I've been toying with the idea of using Tailwind (I currently use Bulma), but I'm concerned about it taking more dev time than necessary. Would love to hear people's experiences!
I did some experiments, after watching the quite helpful design videos by the two main developers, and it's been quite useful. Definitely best suited (or only suited?) to a component-based system, where the repetition is soon factored out.
It's a bit hard to get a unified style going, especially if you don't get a thorough design document from someone who knows what they're doing -- but it's definitely doable, mostly because you don't attempt every minute px/em/ex variation on every border or padding, but you're restricted to a set of sizes and dimensions that fit well together. (Although, one of the developers still does fiddle too much in his videos to adjust to the Figma blueprint)
And easy enough to customize with the built-in tool, if you e.g. want to omit certain styles, add some distances yourself or have your own palette.
It's a lot more maintainable than raw CSS but when you grow big you will have to refactor. The main thing about Tailwind is that the author is a very, very talented designer who also produces high quality YouTube tutorials. It's very easy to make Stripe-style landing page with Tailwind because all the examples are in that style. Most of your existing frameworks like Bootstrap, Bulma may look unique but when you want to ship a pretty page you will need severe customisation together with a fair bit of design talent. At the end of the day, you want your site to look beautiful, not just yet another wannabe-unique-glitzy-slightly-modified-themeforest site.

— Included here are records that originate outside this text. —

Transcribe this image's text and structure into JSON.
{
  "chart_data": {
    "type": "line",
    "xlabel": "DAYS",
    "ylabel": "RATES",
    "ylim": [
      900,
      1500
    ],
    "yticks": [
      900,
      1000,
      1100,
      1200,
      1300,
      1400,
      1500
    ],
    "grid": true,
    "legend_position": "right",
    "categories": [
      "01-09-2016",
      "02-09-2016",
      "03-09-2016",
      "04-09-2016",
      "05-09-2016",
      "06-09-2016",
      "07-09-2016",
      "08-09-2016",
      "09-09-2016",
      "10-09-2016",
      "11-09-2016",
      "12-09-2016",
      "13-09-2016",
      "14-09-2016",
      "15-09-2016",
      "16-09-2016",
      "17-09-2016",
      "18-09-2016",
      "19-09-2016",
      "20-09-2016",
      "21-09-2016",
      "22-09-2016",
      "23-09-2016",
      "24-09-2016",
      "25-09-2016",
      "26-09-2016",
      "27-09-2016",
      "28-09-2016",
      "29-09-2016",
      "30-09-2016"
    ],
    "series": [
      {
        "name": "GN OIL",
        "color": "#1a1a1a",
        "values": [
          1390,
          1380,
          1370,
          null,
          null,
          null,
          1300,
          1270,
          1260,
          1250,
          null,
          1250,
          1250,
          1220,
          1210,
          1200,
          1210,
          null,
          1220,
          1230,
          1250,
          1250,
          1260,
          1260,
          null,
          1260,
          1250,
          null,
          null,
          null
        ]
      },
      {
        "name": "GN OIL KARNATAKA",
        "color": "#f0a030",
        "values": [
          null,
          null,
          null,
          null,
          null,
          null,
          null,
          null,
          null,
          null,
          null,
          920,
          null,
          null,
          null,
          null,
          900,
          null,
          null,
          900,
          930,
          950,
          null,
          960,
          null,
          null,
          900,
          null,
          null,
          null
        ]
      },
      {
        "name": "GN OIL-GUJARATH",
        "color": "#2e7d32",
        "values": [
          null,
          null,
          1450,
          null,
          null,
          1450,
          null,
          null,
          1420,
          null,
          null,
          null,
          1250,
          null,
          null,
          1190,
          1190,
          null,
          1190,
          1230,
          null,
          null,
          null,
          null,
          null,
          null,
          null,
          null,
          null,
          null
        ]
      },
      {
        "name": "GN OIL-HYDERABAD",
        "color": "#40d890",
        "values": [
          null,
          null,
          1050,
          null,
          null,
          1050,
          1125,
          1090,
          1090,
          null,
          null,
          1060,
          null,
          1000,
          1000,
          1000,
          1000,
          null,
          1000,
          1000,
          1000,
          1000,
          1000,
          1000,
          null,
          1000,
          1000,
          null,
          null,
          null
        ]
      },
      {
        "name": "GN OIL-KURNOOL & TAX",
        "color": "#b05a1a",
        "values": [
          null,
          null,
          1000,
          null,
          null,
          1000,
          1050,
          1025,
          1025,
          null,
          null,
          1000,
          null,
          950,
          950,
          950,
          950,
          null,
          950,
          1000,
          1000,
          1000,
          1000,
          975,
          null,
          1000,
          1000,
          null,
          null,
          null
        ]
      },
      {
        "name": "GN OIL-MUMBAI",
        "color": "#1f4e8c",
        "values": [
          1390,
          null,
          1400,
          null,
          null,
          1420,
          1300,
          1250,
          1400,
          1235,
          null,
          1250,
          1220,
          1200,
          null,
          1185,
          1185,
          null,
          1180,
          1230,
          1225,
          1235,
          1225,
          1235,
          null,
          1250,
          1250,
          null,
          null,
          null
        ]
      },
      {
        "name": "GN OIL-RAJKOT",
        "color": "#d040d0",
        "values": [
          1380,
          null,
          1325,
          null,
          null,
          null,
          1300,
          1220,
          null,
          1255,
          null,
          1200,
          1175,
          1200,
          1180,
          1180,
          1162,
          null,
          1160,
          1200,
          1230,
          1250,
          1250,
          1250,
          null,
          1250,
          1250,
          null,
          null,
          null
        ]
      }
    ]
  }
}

His videos are worth their weight in gold even if you don't use Tailwind. From Figma design all the way to pixel perfection. You won't be able to find this level of expert knowledge on Udacity.
I am a solo developer whose productivity in designing webpages grew massively thanks to Tailwind. I love design but had always dreaded to touch S/CSS. I always had these CSS property (how exactly does x get defined?) questions as well as architectional (where do i put the classes and how to order and name them?).
With Tailwind, I can quickly translate what I want to see into class names: Blue button with white text and shadow on hover? <class="bg-blue-500 text-white hover:shadow">! The grammar is so simple that you will know 80% of the utility classes after a couple of hours. Some critics say that you loose consistency, but that does not happen to me as I use components (Vue, Laravel, Tailwind config) whenever I feel that I have a lot of repeating patterns.
I am a stereotypical backend developer with little experience implementing custom design, before Tailwind I was using stock bootstrap.
I am building my first product using this tool and after I get over first hurdles everything went smoothly. Tutorials on their homepage are pure gold and helped me going. Also take a look on youtube channels of Tailwind authors (Refactoring UI), those are great.
In conclusion I am glad I've taken some time to learn basics, it took me maybe three or four afternoons and now I'm as productive as in Bootstrap + my designs look much much better.
Have you got any links to examples to some of your designs? It sounds like I'm in the boat you've escaped from. I'm a long time back end developer, and the front end is a bit scary. I've been using Bootstrap + jQuery for as long as I can remember, and I've tried to switch to Tailwind + Vue more times than I can remember but always faltered back...
Not yet, it still lives only on my computer, but the designs are still meh or in best case utilitarian. I've started to build this product for exact reason you mentioned: finally build something substaintial with Vue, learn how to work with Webpacker (and other Rails 6 features) and build Flutter app (yet to be done).
I am going to do big rewrite of my saas app this year, this is my attempt to learn couple of new technologies to see if they are fit for me and as a place to make mistakes before coding something I care about.
It does require a bit more setup and getting used to but once you're up to speed you'll be going like a madman.
I highly advise adding PurgeCSS to the build pipeline with Tailwind, it can reduce the output CSS from around 250kB to 15kB for a small website without removing stuff manually from the configuration. The setup is explained in the docs [0].
This is awesome! I recently switched to Tailwind from using Basscss in my projects, and am excited at the ecosystem and amount of support around Tailwind. Tools like this make it easier to introduce newcomers as well.
I built this small tool to create buttons with Tailwind. The buttons can have background and text colors, margins, paddings, rounded corners and shadow.
I find Tachyons better than Tailwind. Much shorter class names and a thought-through system which makes it hard to make bad design. Also setup (there's none) is easier than with Tailwind.
Tachyons certainly is a good alternative. The system is as thought-through as Tailwind's, though there certainly is a bigger ecosystem (tutorials, videos, components) for Tailwind. Also I found it easier to customize and extend Tailwind. And if I don't plan to customize I just use the CDN version which is just one-line. Again, Tachyons is a perfect contender and if Tailwind does not convince you for whatever reason, have a look at Tachyons which has a slightly different philosophy.
My take on this customization: Once you need more use css-in-js libs like emotion. But maybe you like to elaborate with an example you custom stuff works in Tailwind?